Da culla del movimento gay italiano a campo di battaglia tra fazioni opposte. Con il presidente silurato dalla sera alla mattina e un’assemblea spaccata che ha scatenato dimissioni di massa. Sullo sfondo, un brutto caso di cronaca che ha riempito per giorni le pagine dei giornali locali. Con queste premesse l’Arcigay di Bologna va a congresso per eleggere i nuovi vertici e tornare a occuparsi delle battaglie del mondo omosessuale, in un momento in cui anche il governo Renzi ha aperto uno spiraglio al riconoscimento di nuovi diritti. La parola d’ordine è unità, quella perduta in questi mesi tra liti e manovre sotterranee, spesso sconosciute anche agli stessi attivisti. Si vota il 22 giugno e le liste in corsa sono due: Buon Vento e Cassero Insieme.

La prima vede come leader il presidente sfiduciato, Vincenzo Branà, 37 anni, giornalista. Eletto nel 2012, in due anni ha fatto parlare parecchio di sé, a partire dal suo appoggio al referendum cittadino contro i finanziamenti pubblici alle scuole private difesi dal Pd. Ma non solo. Nell’agosto 2013, ha fatto storcere ancora il naso a molti esponenti democratici quando, per la prima volta, decide che la sua associazione non avrebbe aperto il classico stand alla Festa dell’Unità. “Il Pd è troppo morbido sui nostri temi” attaccò, provocando scompiglio in città e non solo.

Ma il suo marcato impegno politico viene oscurato a marzo da una rissa all’interno del Cassero, la storica sede dell’associazione, durante una serata disco. Un ragazzo di 28 anni viene picchiato a sangue per una lite alla fila per il guardaroba e finisce in ospedale con una mandibola fratturata. Il questore sospende le attività serali per 10 giorni. La vicenda fa da detonatore e porta a galla antichi dissapori interni. Il consiglio si spacca, Branà viene sfiduciato e sostituito con Vincenzo Corigliano. Non è solo un “normale avvicendamento”, come qualcuno si affretta a dire per buttare acqua sul fuoco. Seguono infatti settimane di polemiche e un’assemblea dei soci parecchio agitata. Risultato: la metà del direttivo si dimette e se ne va solidarizzando con Branà. Da qui la convocazione del congresso straordinario del 22 giugno. A sostegno dell’ex presidente ci sono altre 8 persone: in particolare volontari e lavoratori del Cassero. Tra questi Kai Trevisan, transessuale di 41 anni originario di Pordenone, che nell’associazione è attivo da 12 anni.

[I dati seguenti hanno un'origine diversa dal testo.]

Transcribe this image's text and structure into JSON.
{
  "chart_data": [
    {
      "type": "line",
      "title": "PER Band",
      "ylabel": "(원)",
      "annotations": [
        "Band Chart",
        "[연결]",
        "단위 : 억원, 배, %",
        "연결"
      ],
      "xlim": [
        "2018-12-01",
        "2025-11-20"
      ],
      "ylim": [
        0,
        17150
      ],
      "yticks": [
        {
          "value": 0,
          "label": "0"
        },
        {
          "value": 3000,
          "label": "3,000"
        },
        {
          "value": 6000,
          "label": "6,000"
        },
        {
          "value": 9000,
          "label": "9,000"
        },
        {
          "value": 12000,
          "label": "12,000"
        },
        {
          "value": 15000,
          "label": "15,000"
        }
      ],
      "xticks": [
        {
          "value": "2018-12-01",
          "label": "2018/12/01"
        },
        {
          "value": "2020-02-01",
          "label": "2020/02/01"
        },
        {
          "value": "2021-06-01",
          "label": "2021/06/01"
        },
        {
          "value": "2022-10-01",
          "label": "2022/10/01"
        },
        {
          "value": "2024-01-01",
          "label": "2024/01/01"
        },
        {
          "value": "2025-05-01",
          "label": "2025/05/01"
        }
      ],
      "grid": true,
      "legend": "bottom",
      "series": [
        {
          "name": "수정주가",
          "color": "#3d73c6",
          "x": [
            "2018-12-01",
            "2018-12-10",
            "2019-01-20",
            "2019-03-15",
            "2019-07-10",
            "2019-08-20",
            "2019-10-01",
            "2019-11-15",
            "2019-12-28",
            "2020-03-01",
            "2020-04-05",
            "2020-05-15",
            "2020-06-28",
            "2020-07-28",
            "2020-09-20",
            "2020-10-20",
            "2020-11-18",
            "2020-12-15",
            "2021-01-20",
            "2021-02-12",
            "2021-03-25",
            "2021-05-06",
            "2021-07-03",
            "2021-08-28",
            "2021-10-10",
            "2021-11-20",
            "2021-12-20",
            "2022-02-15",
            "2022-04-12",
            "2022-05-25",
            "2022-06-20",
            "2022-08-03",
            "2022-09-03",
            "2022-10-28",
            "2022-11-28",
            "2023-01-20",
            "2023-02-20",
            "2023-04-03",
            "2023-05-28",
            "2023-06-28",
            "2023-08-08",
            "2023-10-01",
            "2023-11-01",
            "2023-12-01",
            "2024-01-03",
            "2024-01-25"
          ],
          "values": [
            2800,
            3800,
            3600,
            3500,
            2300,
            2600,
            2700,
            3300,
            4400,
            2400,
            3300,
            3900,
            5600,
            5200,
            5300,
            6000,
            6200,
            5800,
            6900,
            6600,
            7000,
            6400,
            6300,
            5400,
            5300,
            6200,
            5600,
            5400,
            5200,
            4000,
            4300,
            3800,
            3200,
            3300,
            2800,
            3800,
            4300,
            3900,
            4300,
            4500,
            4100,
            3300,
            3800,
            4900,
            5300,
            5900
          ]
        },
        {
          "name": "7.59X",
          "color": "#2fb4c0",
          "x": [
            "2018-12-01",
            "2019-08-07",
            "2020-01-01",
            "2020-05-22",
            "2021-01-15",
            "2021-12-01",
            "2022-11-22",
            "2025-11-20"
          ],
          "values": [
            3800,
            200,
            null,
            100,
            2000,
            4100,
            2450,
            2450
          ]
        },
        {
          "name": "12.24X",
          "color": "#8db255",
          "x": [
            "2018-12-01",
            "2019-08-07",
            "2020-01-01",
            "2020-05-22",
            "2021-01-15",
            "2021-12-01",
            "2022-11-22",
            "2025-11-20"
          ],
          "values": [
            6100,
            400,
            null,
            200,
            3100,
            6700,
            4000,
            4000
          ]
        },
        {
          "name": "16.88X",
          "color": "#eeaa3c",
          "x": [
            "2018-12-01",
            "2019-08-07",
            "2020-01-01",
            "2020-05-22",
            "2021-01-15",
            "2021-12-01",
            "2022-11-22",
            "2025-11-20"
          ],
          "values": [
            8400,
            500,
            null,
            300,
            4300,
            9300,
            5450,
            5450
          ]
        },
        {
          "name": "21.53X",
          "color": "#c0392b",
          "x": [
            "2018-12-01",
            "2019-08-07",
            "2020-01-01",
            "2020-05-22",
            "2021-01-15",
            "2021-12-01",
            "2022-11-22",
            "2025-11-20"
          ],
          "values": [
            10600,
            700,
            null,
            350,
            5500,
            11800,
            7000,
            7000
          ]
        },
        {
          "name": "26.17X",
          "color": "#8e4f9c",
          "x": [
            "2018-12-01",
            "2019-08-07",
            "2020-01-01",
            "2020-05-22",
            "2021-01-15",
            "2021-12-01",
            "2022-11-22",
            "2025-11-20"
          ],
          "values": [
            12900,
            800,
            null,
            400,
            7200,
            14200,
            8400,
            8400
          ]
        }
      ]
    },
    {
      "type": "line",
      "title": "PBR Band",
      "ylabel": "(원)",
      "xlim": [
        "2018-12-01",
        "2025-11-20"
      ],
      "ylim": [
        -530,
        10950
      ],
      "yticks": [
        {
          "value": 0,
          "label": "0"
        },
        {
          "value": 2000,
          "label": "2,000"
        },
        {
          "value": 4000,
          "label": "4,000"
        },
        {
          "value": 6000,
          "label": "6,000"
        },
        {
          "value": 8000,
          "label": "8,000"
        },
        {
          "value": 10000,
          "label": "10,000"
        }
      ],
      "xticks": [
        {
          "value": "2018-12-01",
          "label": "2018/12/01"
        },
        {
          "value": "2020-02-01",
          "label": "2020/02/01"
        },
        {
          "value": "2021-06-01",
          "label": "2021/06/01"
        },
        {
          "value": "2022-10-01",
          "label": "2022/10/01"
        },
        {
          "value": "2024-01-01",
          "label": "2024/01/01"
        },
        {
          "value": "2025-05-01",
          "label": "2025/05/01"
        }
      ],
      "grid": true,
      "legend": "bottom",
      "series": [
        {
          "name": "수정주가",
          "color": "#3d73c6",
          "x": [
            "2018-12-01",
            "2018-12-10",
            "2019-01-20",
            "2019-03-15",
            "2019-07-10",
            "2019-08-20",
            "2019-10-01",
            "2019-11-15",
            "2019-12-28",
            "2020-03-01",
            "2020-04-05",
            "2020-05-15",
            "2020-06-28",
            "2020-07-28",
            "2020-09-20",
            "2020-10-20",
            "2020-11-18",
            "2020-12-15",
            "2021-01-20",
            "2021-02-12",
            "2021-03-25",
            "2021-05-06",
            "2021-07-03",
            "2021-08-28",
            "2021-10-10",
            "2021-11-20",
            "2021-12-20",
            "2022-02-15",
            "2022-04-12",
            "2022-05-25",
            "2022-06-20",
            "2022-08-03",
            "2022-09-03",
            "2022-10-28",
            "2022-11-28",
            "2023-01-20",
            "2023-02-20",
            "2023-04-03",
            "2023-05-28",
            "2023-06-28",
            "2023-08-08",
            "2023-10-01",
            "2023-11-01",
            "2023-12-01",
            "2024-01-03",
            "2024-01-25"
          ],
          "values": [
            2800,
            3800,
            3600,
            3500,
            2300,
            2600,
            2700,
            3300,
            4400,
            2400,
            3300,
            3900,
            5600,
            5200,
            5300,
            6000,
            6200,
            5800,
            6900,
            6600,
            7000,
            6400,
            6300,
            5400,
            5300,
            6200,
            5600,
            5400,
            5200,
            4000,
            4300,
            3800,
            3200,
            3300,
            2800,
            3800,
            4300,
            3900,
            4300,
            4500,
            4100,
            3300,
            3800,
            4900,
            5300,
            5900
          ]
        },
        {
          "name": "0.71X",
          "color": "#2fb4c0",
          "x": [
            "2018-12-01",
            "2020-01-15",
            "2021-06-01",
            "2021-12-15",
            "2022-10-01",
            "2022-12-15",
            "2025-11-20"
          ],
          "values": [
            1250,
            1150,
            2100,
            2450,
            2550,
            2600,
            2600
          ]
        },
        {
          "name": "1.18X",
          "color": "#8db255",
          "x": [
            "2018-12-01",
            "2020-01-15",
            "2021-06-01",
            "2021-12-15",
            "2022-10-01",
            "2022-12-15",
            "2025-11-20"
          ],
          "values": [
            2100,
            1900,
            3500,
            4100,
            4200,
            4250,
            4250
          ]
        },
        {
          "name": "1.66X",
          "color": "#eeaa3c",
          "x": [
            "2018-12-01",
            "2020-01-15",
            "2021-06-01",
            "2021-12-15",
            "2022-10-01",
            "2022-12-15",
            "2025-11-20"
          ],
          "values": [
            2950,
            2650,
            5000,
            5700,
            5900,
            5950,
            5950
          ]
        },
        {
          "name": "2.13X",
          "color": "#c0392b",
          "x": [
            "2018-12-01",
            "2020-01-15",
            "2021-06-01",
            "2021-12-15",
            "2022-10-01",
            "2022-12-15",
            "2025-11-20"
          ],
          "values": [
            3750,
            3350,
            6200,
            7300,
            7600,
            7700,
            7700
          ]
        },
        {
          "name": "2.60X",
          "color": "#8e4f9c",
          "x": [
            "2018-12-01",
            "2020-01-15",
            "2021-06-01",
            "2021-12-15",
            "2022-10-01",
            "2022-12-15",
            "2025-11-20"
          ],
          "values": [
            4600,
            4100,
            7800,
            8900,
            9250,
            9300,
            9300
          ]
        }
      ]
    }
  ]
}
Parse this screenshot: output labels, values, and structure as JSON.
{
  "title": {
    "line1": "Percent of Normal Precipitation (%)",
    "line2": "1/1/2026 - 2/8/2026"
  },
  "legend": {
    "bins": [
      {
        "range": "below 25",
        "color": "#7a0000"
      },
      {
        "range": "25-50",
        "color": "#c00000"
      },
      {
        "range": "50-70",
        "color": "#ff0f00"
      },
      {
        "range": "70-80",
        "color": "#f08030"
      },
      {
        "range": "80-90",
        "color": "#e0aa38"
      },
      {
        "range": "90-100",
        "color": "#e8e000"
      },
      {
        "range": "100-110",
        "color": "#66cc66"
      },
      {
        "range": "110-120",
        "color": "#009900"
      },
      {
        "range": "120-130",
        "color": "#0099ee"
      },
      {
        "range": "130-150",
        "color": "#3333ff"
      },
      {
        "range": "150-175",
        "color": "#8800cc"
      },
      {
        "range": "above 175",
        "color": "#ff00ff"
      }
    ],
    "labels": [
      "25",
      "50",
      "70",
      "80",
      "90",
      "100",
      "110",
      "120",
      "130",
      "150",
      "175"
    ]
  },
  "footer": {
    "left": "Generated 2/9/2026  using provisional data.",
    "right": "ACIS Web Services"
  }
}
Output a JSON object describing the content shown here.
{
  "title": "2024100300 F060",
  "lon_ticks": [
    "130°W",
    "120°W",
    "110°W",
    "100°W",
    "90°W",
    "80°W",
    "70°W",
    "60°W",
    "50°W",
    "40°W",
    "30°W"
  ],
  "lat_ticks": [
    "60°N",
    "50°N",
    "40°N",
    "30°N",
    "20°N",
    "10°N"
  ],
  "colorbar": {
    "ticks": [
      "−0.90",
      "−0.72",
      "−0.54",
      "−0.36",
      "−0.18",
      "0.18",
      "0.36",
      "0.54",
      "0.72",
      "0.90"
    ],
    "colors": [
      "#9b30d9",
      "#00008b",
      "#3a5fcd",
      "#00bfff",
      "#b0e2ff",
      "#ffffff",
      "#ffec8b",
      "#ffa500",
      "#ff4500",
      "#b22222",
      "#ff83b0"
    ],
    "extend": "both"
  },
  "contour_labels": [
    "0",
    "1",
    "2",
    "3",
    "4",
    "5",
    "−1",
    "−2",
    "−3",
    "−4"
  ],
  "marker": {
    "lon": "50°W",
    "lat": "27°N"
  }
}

Il secondo sfidante del congresso è proprio Corigliano, che in queste settimane ha fatto da reggente. Quarantasei anni, attore in una compagnia teatrale, è attivista della primissima ora: è entrato nel circolo bolognese nel 1989. In squadra con lui ci sono 5 ragazzi e 3 ragazze, tra le quali spicca Emanuela Ria, prima eterosessuale nella storia del Cassero a candidarsi nel direttivo. Il progetto della lista è quello di un spazio Arcigay aperto all’ esterno. “Perché tutto ciò che si sviluppa all’interno dell’associazione acquisisce forza se portato a conoscenza della popolazione”.

Una partita, quella del Cassero, in cui inevitabilmente avranno un loro peso anche appoggi politici più o meno dichiarati. Da questo punto di vista infatti Bologna vanta parecchi omosessuali eletti nelle file del centrosinistra, dal senatore Pd Sergio Lo Giudice (il marito, Michele Giarratano, è stato tra i firmatari della sfiducia a Branà), ai consiglieri comunali Cathy La Torre (Sel) e Benedetto Zacchiroli (Pd), fino a Franco Grillini, consigliere regionale e presidente onorario dell’Arcigay. Va detto poi che il congresso del circolo più importante d’Italia si svolge in un momento delicatissimo per la comunità Lgbt. Dopo la sentenza della Consulta sul caso Bernaroli, infatti, il premier Renzi ha da poco aperto al riconoscimento delle coppie omosessuali, mettendo nell’agenda d’autunno la discussione su delle forme di civil partnership.